While Jesus no longer physically walks this earth, every time we gather at this Eucharist, we come into direct contact with Him. But Jesus does not simply blind us as He did to St. Paul, no He enters into us and unites Himself to us. In other words, every time we come to the Mass Jesus roots us ever more deeply in relationship with God similar to how the traditions of this institution root you more deeply as a child of the Sacred Heart and to this school. For isn’t it true that every time you see the villa plaid uniform around town, every time you come back to attend an alumnae event, or even come back to watch your friends, children or grandchildren at traditions like Maypole your relationship with the school is strengthened? So too, every time we partake in the Traditions of the Church our relationship with Christ is strengthened.
While your Sacred Heart traditions and this sacred Tradition of the Eucharist are similar, there is one major difference. The traditions of this institution serve as a reminder of a reality, but the Eucharist isn’t just a reminder of a reality, it is the reality; Jesus Christ Himself. Look Jesus is clear in today’s Gospel when He tells us that whoever eats His flesh and drinks His blood has eternal life. I don’t know about you, but I cannot fathom how the God who loves us so much as to die on the cross for us would tell us how to have eternal life, but then not offer it to us. Of course, if we fast forward to the Last Supper where Jesus takes bread and wine and transfigures it into His own body and blood and then gives the command that we should do likewise we see that Jesus offers us this food of eternal life here at the Mass. So, as we gather here this morning at this sacred Tradition of the Mass we are once again brought into His presence as we are taken back to the Upper Room at the Last Supper and out to the hill of Calvary where Christ offered Himself for us.

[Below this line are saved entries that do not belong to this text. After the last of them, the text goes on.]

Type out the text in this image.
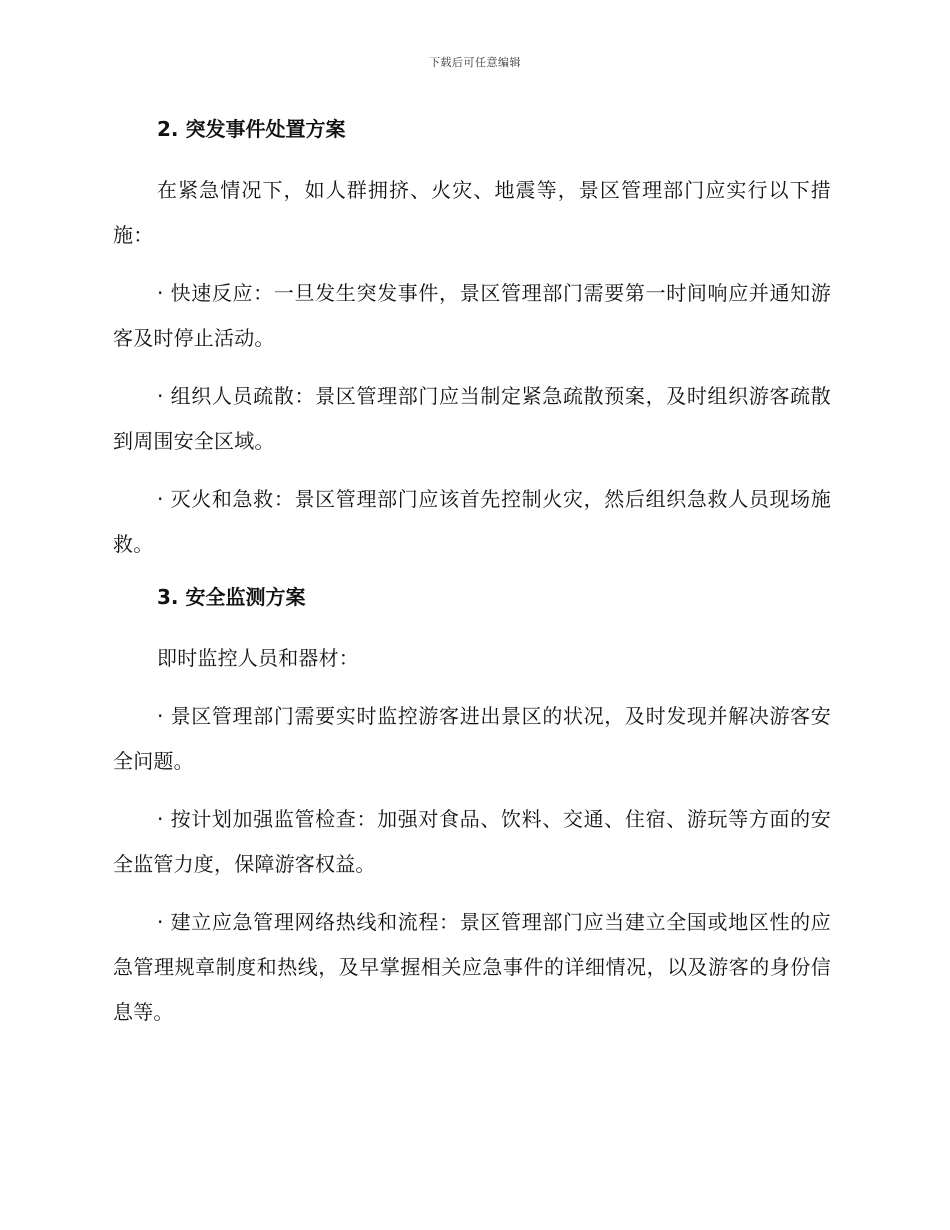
下载后可任意编辑
2. 突发事件处置方案

在紧急情况下，如人群拥挤、火灾、地震等，景区管理部门应实行以下措施：

· 快速反应：一旦发生突发事件，景区管理部门需要第一时间响应并通知游客及时停止活动。

· 组织人员疏散：景区管理部门应当制定紧急疏散预案，及时组织游客疏散到周围安全区域。

· 灭火和急救：景区管理部门应该首先控制火灾，然后组织急救人员现场施救。

3. 安全监测方案

即时监控人员和器材：

· 景区管理部门需要实时监控游客进出景区的状况，及时发现并解决游客安全问题。

· 按计划加强监管检查：加强对食品、饮料、交通、住宿、游玩等方面的安全监管力度，保障游客权益。

· 建立应急管理网络热线和流程：景区管理部门应当建立全国或地区性的应急管理规章制度和热线，及早掌握相关应急事件的详细情况，以及游客的身份信息等。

It seems that Heraclitus’s 8,000-year-old insight that our world is in a constant state of flux still rings true in our time. In the midst of the flowing waters of change our challenge is to find stability in the permanence of the riverbed. Today amidst all of the change in your life you have come here to the traditions of Villa not seeking to be entertained but rather to connect with the stability of this institution. As we gather today each of us is once again invited to find Jesus who is “the same yesterday, today and forever,” as a stabilizing force in the flux of life and once again commit ourselves to the weekly participation of this sacred Tradition of the Mass, not because it provides us with entertainment, but because it connects us to the most stabilizing force of Jesus Christ who makes Himself present to us in the most profound way in the Mass.